A number of recent cases were discussed at the meeting; Police also gave burglary prevention tips.

Officer Paul Lamonica speaks to the crowd at Tuesday night's LPOA meeting.
Officer Paul Lamonica speaks to the crowd at Tuesday night's LPOA meeting.

Inspector John Berry and Officer Paul Lamonica of the Nassau County Police Department visited the Levittown property owners meeting Tuesday night to give a crime update and discuss ways residents can prevent burglaries. 

During this time of the year, the risk of burglaries increase because it gets darker out earlier, and the time in which homes are most at risk is 4 p.m. to 4:30 p.m., Berry said. 

"You are working or at school, and they are driving around your neighborhood looking to see who’s home," Lamonica said. "'If I can find two, three or four houses in a row with no lights on, I’ve hit the jackpot.' They would look for a sliding door in the back and go straight for the bedroom."

The officers gave residents some simple tips to prevent burglaries. The tips included making your home appear as if it occupied, using timers for lights and televisions to change patterns inside your home, arranging to have your lawn mowed in the evening, and getting a home alarm system. 

Second Precinct Crime Stats for 2013

In 2012, there were 34 burglaries at this point in time, while there have been 32 so far this year, Lamonica said. In "other" burglaries, which includes businesses, last year's total at this point in time was six, and this year's total is 14.

The rise in that number has been primarily due to a string of crimes at Asian restaurants. On Oct. 23, the Asian Cafe in Levittown was robbed, and on Oct. 18, an attempted robbery occurred at China Wok.

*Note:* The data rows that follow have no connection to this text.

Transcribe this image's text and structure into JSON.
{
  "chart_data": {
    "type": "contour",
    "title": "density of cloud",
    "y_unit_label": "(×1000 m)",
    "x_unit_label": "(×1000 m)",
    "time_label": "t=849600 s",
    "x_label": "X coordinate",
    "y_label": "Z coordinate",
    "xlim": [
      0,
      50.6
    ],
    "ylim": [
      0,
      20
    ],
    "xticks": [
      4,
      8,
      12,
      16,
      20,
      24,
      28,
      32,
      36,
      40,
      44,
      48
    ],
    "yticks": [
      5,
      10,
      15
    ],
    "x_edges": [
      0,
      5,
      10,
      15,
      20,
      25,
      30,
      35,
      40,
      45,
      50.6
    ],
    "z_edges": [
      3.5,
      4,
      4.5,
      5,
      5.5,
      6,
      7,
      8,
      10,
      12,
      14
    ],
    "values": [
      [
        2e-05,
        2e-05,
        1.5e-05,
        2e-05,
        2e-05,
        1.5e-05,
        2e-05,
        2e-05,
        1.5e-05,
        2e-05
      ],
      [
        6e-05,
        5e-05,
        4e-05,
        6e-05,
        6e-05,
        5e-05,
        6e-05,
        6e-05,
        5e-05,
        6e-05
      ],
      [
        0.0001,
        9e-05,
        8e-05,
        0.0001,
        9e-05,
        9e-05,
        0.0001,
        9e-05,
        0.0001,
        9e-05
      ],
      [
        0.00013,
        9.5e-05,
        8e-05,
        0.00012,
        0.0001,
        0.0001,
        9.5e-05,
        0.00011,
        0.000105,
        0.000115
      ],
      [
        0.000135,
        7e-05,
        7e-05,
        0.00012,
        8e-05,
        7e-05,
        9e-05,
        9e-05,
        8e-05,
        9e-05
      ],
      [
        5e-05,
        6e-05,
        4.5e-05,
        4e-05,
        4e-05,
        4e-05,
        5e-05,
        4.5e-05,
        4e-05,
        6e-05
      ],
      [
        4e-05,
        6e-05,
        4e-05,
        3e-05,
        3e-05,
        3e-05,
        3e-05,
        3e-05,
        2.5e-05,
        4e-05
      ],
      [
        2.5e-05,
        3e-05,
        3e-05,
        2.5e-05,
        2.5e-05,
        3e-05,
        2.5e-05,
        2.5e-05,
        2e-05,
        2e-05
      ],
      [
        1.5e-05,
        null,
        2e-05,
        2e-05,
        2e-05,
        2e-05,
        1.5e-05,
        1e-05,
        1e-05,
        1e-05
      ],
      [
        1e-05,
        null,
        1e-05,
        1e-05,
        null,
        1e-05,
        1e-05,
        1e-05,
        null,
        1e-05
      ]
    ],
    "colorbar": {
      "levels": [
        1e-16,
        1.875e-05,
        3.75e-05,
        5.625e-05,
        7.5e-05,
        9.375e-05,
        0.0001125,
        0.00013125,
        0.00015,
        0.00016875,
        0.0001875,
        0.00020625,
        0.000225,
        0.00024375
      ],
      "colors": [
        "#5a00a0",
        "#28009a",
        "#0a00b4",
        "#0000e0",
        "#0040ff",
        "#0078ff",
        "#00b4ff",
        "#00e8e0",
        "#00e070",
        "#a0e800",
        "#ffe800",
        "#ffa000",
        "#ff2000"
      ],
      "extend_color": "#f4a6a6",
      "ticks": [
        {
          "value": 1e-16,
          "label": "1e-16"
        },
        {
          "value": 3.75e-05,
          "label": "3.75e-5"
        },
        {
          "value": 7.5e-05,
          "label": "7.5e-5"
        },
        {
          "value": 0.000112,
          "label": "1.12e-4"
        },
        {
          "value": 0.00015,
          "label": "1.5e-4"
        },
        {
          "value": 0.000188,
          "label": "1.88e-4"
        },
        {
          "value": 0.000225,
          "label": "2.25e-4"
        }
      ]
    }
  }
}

"The problem has been Asian businesses getting broken into – a lot of restaurant owners would leave money in the register, or they’d actually leave register open or up, someone would come pop the lock and come in," Lamonica said. 

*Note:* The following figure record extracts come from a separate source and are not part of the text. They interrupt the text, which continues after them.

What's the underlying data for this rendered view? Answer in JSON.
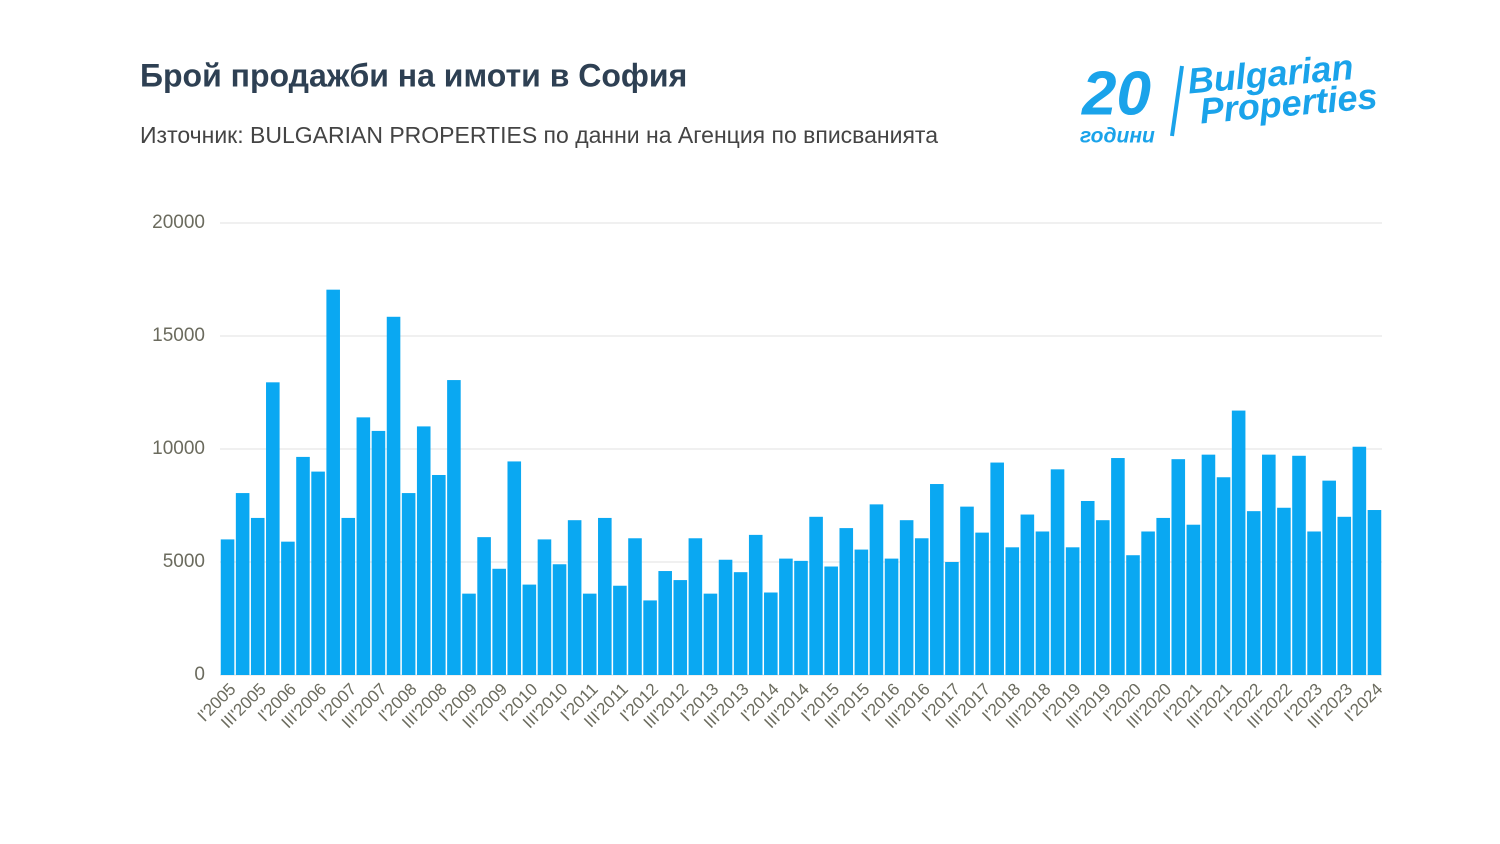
{
  "chart_data": {
    "type": "bar",
    "title": "Брой продажби на имоти в София",
    "subtitle": "Източник: BULGARIAN PROPERTIES по данни на Агенция по вписванията",
    "logo": {
      "number": "20",
      "years": "години",
      "line1": "Bulgarian",
      "line2": "Properties"
    },
    "color": "#0aa8f2",
    "grid": true,
    "ylim": [
      0,
      20000
    ],
    "yticks": [
      0,
      5000,
      10000,
      15000,
      20000
    ],
    "categories": [
      "I'2005",
      null,
      "III'2005",
      null,
      "I'2006",
      null,
      "III'2006",
      null,
      "I'2007",
      null,
      "III'2007",
      null,
      "I'2008",
      null,
      "III'2008",
      null,
      "I'2009",
      null,
      "III'2009",
      null,
      "I'2010",
      null,
      "III'2010",
      null,
      "I'2011",
      null,
      "III'2011",
      null,
      "I'2012",
      null,
      "III'2012",
      null,
      "I'2013",
      null,
      "III'2013",
      null,
      "I'2014",
      null,
      "III'2014",
      null,
      "I'2015",
      null,
      "III'2015",
      null,
      "I'2016",
      null,
      "III'2016",
      null,
      "I'2017",
      null,
      "III'2017",
      null,
      "I'2018",
      null,
      "III'2018",
      null,
      "I'2019",
      null,
      "III'2019",
      null,
      "I'2020",
      null,
      "III'2020",
      null,
      "I'2021",
      null,
      "III'2021",
      null,
      "I'2022",
      null,
      "III'2022",
      null,
      "I'2023",
      null,
      "III'2023",
      null,
      "I'2024"
    ],
    "values": [
      6000,
      8050,
      6950,
      12950,
      5900,
      9650,
      9000,
      17050,
      6950,
      11400,
      10800,
      15850,
      8050,
      11000,
      8850,
      13050,
      3600,
      6100,
      4700,
      9450,
      4000,
      6000,
      4900,
      6850,
      3600,
      6950,
      3950,
      6050,
      3300,
      4600,
      4200,
      6050,
      3600,
      5100,
      4550,
      6200,
      3650,
      5150,
      5050,
      7000,
      4800,
      6500,
      5550,
      7550,
      5150,
      6850,
      6050,
      8450,
      5000,
      7450,
      6300,
      9400,
      5650,
      7100,
      6350,
      9100,
      5650,
      7700,
      6850,
      9600,
      5300,
      6350,
      6950,
      9550,
      6650,
      9750,
      8750,
      11700,
      7250,
      9750,
      7400,
      9700,
      6350,
      8600,
      7000,
      10100,
      7300
    ]
  }
}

"We spoke to the owners and said not to keep the money out - the tip jar. They would actually leave it out all night," he said. "So, that’s why that number is a little elevated this year.”

Total arrests last year were 514, compared to this year's total of 466. Auto related crime last year was 107, and this year, that number is 82. 

“When you go home at night, lock your car doors and don’t leave your valuables in the car," Lamonica said.

Delayed Response to Car Accident Explained

The officers responded to a residents mention of an article published in a local newspaper, which said that the police took an hour and 37 minutes to respond to a recent car accident in the Second Precinct. 

The article appeared to make a connection to the merger of the Eighth and Second Precinct as a reason for the delayed response, Berry said. However, Berry said that this wasn't the reason for the delay.

Berry explained that there was 14 calls that happened during that time and said the department had to prioritize those calls. 

"If you have an aided case where you fell down the stairs, and we have someone who wants a report, you want to come to the person who is potentially hurt, versus taking someone’s report," Berry said. 

The precinct has the same amount of cars now as they had before the merger, he said. Berry also responded to a residents comment that they believe there is less police presence in the neighborhood since the merger.

“We actually have more plain clothes people than we did in the past, and you may not see those because of that,” Berry said.

Walmart Market 'Project 21' Arrest

The officers also explained how they arrested an employee at Walmart Market for selling alcohol to a minor.

Kids tend to hang out at a park behind Walmart after dark and police had known about a problem with kids drinking at the park, Berry said. 

"The kids we spoke to after we wrote appearance tickets earlier in the summer, they said they bought it at Walmart," he said. "We went to Walmart, we sent two agents there one of them bought beer."